A: When I came here in 2010, it was right after the downturn. The opportunity we had at that time was to catch up with infrastructure. We were able to face this challenge with the growth because of our infrastructure and our ability to build that up. At this point, we are doing fairly well. We are working on our plan, and one of the things we don’t want to do is sprawl, so you will see more of those mixed developments. We have had to hire more planners, and we brought our building inspectors in-house. It is definitely a busy time, but I think we are handling that challenge very, very well.
One of the things employers look for when they come from out of state is available workers. Right now with our unemployment under 3 percent, it is a challenge for us. That in-migration means that we are refreshing that workforce and creating opportunities.

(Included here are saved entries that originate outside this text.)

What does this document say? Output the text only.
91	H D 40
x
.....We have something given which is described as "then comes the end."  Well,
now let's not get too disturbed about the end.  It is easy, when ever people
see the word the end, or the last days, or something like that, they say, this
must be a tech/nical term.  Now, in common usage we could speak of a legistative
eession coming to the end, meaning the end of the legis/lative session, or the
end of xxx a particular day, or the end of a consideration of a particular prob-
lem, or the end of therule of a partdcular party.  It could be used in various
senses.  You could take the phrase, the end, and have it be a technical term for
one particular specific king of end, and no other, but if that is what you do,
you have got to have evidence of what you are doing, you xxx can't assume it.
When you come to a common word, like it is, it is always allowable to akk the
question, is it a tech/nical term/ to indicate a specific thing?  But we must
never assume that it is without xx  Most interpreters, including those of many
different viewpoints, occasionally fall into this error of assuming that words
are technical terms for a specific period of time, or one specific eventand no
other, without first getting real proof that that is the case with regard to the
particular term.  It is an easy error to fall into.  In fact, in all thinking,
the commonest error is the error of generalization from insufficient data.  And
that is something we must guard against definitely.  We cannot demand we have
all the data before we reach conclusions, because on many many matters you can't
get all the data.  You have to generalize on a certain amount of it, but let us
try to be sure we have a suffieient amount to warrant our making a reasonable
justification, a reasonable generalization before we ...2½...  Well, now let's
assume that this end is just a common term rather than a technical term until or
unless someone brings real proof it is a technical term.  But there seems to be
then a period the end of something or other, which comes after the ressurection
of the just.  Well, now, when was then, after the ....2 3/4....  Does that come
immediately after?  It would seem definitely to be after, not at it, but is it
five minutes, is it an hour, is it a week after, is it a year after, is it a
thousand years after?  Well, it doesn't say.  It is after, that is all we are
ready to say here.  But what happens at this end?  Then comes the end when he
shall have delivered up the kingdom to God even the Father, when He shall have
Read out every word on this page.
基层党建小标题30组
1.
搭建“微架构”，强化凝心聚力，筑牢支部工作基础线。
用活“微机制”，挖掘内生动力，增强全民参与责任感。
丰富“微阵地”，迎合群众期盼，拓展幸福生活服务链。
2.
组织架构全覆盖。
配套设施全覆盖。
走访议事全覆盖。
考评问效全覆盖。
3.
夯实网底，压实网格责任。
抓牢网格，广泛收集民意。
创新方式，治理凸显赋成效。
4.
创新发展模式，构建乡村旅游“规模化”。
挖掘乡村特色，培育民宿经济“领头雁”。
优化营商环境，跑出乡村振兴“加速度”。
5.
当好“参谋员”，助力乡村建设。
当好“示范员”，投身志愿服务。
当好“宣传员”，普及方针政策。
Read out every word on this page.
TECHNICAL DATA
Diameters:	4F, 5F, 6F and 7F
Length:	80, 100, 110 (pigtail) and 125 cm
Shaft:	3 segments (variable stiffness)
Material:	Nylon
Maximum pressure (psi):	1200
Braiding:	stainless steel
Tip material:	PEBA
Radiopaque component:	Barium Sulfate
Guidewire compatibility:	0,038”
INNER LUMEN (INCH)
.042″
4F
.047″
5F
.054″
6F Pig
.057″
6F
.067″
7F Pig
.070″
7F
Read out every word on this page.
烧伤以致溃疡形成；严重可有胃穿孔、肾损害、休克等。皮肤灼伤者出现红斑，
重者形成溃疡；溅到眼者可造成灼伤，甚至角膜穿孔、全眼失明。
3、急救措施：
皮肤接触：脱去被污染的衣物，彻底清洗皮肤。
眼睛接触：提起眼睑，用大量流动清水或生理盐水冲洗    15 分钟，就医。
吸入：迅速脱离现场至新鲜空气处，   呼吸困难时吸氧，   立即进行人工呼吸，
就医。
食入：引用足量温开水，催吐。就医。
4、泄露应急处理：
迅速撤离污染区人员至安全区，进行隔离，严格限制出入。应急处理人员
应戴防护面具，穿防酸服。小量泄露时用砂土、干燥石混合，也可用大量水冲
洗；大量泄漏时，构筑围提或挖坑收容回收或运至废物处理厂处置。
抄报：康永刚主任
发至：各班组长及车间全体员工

Q: Costco has caused a lot of conversation in Meridian. What is your take?
A: That got pretty big. I got a lot of records requests about that. Definitely a lot of press around the Costco. We went to our community and asked, ‘What are your thoughts about this?’ Seventy percent said they were definitely for it. That is an area that is growing up – lots of homes off of Chinden. They want to see those amenities close to them. People love Costco and they do pay a decent wage. Once the community supported it, we supported it.
Q: Is there anything else you’d like to highlight about Meridian’s future development?
A: We are not going to grow out of our congestion. We know that the congestion is just going to get heavier. What we can do is bring some of those family-wage jobs closer to where people live, going back to that mixed-use. On the retail front, there will be exciting things happening. I had a site selector come in from out of state say, ‘You have a water park. You have The Village. You have these great opportunities for these family experiences. Keep attracting those.’ I think you will see stores that really offer a family experience coming in.
I also think some of those larger stores that really put demands on us about customer demographics and lifestyle demographics are not going to be able to ignore us anymore. In the past, they’ve wanted big incentives and free land. I think they are going to have to come in. I think they are seeing that the stores that are not here should be represented here. We have a couple that have just called.